When you provide your Facebook account access to your Twitter feed, or allow Instagram to access to your Flickr photos, then this is what you’re accomplishing. It’s multiple sets of credentials that are trusted across domains. The dominant theme here though is the resources on those domains, who owns them, and how they can be accessed securely. This is the antithesis of the previous user story because the user is not interested in sharing credentials – only resources.
The idea of trusting credentials for the purpose of sharing resources is almost exclusively a feature of OAuth. Keep in mind though that OAuth is not a method by which you authenticate. You still authenticate with a username and password. OAuth simply allows you to do so on multiple domains without sharing credentials for the explicit purpose of sharing resources.
Developers get this wrong all the time. If you have a user that has already authenticated via private credentials, and all you want is seamless integration between a client browser and service on separate domains without using session cookies then you need to layer on web tokens or CORs, and not OAuth.
Single Sign-on User Story
As a user, I want to securely login once to all of your websites using a single username and password, so that I don’t need to login multiple times.
The rationale is extremely important with single sign-on because the user does not want to have to login multiple times, and so any barrier to that must be removed. This even includes eliminating the requirement to provide permission for access to each domain. The sticking point here is that session management on each domain is often maintained independently, which can be confusing when timeouts are not synced properly across applications.

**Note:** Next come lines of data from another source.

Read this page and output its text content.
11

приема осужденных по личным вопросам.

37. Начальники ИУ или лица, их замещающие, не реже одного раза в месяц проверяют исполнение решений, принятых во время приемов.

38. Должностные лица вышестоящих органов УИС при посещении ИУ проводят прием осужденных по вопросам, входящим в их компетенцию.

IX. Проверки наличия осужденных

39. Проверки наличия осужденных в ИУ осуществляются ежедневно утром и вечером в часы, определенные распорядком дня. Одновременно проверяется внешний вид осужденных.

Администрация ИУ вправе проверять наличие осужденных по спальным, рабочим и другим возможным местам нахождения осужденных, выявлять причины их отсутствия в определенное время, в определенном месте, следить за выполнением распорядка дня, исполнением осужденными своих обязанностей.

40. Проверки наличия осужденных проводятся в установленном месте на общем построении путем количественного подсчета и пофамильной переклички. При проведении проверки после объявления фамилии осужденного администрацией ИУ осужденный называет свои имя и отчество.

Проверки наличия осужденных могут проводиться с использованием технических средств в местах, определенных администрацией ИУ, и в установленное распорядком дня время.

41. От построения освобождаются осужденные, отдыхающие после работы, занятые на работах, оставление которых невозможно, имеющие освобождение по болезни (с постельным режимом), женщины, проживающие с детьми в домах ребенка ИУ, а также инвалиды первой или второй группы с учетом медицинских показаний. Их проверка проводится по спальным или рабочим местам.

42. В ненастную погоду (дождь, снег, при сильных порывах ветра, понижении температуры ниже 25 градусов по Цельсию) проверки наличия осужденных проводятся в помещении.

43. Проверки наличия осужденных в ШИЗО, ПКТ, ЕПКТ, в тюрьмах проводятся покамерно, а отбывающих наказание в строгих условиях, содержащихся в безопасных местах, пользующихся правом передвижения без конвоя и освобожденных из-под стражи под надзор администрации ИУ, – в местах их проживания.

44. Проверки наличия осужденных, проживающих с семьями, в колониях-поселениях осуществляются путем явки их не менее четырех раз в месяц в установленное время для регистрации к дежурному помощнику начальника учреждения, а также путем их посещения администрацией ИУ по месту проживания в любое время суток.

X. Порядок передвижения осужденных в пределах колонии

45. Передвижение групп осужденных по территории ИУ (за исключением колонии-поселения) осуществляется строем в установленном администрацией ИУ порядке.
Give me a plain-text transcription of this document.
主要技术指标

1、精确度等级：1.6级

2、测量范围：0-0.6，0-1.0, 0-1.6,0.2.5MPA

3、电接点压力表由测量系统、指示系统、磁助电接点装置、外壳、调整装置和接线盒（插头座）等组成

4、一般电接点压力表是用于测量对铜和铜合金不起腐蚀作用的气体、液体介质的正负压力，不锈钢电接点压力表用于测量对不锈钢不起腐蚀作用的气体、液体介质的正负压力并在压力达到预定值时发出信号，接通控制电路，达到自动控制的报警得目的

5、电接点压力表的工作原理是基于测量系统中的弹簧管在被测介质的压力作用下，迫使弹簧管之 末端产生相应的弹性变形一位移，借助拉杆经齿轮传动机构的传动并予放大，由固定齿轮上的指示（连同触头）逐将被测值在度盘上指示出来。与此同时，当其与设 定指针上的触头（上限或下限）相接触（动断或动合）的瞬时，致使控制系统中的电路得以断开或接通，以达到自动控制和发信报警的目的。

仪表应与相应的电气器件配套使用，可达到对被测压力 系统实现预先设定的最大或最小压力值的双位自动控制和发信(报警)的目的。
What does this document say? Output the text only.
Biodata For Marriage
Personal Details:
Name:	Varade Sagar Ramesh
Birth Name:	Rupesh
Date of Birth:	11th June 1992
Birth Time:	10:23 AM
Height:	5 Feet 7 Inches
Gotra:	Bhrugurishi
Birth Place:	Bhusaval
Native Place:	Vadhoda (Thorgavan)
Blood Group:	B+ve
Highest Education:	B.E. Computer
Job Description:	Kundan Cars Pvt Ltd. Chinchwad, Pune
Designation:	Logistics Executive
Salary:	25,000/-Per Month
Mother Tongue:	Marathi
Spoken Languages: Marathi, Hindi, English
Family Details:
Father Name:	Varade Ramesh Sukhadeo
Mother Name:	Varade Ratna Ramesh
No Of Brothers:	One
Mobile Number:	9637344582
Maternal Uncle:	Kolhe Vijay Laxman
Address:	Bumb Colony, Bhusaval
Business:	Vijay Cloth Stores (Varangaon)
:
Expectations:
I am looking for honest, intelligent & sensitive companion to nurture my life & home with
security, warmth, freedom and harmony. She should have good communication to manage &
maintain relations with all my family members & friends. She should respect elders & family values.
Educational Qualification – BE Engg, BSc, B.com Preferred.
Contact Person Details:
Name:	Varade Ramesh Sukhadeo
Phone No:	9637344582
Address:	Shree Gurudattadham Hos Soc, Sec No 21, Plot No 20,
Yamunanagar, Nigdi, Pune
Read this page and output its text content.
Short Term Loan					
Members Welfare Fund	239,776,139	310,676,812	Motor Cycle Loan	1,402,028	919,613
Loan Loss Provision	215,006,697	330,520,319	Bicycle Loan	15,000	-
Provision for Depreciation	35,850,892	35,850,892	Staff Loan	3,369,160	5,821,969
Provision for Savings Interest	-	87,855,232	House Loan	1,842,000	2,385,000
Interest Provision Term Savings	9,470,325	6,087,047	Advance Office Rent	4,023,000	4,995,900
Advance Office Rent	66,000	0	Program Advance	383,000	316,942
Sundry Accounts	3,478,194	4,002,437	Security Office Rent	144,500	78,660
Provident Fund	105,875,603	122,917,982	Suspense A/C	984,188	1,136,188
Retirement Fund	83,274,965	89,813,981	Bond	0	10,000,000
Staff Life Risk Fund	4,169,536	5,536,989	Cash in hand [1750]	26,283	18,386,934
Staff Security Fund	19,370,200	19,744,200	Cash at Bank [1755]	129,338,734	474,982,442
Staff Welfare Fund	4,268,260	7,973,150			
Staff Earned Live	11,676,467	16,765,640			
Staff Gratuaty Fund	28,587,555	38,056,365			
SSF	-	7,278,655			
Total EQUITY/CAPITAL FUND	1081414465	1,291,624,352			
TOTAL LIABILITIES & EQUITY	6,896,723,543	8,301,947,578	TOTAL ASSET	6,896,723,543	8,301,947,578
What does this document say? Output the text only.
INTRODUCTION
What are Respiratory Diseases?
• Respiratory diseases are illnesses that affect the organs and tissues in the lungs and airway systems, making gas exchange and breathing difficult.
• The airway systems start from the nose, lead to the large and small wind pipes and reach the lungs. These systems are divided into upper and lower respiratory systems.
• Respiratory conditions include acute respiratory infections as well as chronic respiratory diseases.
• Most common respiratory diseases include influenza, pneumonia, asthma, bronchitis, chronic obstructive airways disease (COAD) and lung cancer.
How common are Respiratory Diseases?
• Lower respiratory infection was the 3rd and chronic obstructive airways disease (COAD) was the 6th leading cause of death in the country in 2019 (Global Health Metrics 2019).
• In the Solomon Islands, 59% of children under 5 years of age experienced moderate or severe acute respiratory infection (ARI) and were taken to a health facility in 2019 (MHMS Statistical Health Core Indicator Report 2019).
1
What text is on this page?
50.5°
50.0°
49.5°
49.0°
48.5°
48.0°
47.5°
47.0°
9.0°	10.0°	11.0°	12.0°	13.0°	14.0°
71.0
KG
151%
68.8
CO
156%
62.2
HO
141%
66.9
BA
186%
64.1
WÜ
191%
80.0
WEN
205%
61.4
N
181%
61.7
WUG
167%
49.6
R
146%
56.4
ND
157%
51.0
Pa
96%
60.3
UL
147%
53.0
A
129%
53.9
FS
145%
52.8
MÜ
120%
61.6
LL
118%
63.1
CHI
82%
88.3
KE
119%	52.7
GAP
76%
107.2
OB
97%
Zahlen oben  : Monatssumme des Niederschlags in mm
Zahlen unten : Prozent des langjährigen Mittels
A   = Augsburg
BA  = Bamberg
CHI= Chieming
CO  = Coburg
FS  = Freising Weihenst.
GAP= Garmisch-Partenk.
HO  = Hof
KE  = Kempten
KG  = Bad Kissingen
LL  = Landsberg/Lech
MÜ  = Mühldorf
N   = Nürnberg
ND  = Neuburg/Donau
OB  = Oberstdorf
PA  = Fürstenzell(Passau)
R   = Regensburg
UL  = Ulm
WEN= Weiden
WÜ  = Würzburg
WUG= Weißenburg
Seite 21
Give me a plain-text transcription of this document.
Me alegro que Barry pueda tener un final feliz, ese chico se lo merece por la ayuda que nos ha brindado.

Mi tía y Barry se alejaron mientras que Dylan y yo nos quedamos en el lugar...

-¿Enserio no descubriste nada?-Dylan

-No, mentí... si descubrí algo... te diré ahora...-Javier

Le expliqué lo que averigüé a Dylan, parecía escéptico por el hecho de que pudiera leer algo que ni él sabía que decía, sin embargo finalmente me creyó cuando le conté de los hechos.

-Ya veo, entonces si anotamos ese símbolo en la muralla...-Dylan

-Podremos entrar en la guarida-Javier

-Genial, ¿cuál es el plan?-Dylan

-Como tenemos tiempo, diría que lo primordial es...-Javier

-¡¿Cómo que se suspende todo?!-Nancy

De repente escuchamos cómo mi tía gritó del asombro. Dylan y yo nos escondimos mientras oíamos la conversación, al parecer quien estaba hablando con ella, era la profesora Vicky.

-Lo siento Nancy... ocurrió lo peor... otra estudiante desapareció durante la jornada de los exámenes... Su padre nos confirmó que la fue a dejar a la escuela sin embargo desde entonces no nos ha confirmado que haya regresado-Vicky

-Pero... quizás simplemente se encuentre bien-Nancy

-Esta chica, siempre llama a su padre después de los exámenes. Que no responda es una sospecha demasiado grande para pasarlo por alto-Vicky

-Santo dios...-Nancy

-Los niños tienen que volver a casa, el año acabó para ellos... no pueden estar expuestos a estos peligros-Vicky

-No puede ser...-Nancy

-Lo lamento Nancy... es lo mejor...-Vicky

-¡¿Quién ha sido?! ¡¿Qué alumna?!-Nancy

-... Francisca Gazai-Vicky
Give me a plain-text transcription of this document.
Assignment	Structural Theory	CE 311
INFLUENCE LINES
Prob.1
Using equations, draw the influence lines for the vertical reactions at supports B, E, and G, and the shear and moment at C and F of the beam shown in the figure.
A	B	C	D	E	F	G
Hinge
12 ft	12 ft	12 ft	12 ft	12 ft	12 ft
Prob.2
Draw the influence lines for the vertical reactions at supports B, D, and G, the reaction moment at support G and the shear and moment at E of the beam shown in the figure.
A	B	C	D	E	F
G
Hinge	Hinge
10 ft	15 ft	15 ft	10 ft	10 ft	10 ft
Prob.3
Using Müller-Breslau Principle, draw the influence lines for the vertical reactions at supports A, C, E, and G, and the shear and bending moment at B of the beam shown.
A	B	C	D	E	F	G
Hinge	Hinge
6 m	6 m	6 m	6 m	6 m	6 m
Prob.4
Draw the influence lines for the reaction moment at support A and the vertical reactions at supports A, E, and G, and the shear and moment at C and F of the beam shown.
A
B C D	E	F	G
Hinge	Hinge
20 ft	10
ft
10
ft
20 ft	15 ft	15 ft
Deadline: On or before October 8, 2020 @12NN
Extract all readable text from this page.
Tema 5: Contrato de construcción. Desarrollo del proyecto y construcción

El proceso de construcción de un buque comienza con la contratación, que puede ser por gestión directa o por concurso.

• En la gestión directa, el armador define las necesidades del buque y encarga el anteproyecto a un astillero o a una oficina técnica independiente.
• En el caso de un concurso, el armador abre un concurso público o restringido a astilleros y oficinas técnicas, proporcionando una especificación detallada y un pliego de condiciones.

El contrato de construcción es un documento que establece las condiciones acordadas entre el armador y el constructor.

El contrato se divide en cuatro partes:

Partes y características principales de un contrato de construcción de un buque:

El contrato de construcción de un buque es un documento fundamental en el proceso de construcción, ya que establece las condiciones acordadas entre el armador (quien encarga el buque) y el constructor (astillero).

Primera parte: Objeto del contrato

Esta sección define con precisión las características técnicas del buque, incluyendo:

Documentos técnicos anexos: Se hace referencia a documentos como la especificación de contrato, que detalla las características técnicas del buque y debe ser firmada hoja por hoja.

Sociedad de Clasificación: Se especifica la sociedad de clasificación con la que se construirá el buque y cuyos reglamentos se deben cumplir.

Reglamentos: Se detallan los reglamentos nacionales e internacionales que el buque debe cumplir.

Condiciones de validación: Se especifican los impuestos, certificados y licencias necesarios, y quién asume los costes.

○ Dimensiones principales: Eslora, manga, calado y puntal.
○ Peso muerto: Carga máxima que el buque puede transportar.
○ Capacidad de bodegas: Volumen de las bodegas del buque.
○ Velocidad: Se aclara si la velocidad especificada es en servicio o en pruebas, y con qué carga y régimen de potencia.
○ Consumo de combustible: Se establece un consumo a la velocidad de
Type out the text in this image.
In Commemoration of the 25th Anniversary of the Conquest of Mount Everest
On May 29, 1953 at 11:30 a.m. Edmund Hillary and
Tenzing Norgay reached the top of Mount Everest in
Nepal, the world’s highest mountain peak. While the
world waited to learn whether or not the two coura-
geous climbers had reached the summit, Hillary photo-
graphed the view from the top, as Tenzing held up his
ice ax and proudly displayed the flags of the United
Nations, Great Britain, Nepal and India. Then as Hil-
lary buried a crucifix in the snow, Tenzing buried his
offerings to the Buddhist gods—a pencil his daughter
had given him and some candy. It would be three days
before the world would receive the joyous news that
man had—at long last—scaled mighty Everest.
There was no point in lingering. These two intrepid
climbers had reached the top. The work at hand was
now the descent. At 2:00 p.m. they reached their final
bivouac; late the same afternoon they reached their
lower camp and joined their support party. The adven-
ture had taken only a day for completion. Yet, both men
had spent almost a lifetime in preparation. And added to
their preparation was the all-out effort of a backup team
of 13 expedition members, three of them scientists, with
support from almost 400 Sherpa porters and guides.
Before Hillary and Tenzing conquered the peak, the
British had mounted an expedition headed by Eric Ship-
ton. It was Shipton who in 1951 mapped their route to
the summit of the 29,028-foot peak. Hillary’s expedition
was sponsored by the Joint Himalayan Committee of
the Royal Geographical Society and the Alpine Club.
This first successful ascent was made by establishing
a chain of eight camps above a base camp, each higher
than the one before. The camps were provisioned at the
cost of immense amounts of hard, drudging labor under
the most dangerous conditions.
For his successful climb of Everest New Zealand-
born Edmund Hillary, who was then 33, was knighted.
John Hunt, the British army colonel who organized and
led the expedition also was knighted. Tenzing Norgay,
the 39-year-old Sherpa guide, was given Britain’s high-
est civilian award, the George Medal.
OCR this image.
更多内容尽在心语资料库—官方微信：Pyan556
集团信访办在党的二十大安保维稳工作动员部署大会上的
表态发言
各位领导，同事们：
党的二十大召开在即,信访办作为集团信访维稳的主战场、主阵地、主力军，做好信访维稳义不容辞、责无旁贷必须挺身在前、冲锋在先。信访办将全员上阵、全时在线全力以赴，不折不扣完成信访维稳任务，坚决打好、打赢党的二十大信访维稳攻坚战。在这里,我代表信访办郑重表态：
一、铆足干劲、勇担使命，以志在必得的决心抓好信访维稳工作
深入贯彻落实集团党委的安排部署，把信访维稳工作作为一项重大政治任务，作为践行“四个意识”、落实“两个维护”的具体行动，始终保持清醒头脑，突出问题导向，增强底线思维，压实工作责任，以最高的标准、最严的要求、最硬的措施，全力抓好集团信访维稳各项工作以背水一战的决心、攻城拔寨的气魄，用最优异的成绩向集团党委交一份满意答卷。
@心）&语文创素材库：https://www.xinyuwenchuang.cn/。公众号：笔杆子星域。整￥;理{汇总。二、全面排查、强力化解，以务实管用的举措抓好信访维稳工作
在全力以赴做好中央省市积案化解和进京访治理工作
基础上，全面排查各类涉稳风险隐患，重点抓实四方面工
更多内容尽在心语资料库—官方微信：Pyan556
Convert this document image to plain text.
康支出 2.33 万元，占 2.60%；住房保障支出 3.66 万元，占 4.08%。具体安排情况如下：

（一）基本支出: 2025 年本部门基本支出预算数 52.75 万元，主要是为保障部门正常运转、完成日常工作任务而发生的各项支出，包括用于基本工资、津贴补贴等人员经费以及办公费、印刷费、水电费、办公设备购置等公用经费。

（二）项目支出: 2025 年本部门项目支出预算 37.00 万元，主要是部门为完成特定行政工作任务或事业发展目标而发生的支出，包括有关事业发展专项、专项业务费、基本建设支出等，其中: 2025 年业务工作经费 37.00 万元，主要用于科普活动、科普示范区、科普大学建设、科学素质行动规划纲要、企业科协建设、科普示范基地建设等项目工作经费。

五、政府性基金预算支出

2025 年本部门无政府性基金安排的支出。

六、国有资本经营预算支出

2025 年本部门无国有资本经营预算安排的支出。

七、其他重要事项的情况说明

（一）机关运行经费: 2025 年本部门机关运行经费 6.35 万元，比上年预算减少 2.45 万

Single sign-on is by far the most complex of all the user stories because it’s actually authentication agnostic. Just like OAuth, it’s not truly a method by which you authenticate, but a method by which you can meet additional acceptance criteria related to authentication. Also, in single sign-on it’s common that the credentials are stored with a central identity manager that exists on a domain entirely different from the domains that require authentication.
If you want to know more about how single sign-on can work both in theory and implementation then the Shibboleth wiki has some good documentation. Shibboleth is an open-source implementation provider of single sign-on services using the SAML2 protocol as a means of communication between domains.
Single Sign-on Federation User Story
As a user, I want to securely login once to all of your websites using a single username and password trusted elsewhere, so that I don’t need to create another account.
The only real difference between single sign-on and federated single sign-on is that a user’s credentials can belong on another domain within another organization entirely. You may not even maintain, or have access to those credentials, but you belong to the federation, and so you agree to trust them as authenticated. The only thing released to your website is the user principal (e.g. – username) associated with the credentials, and any roles or permissions. Many universities and libraries belong to federations.
It’s best to start with a fresh outlook when researching authentication mechanisms. Gravitating toward a particular technology without considering how it aligns with the intended goal will waste a lot of effort. Although, there can be extenuating circumstances that force you to include or exclude certain technologies. There’s definitely a lot to consider when implementing authentication, but at the forefront of your mind should be the user, and hopefully this post helps.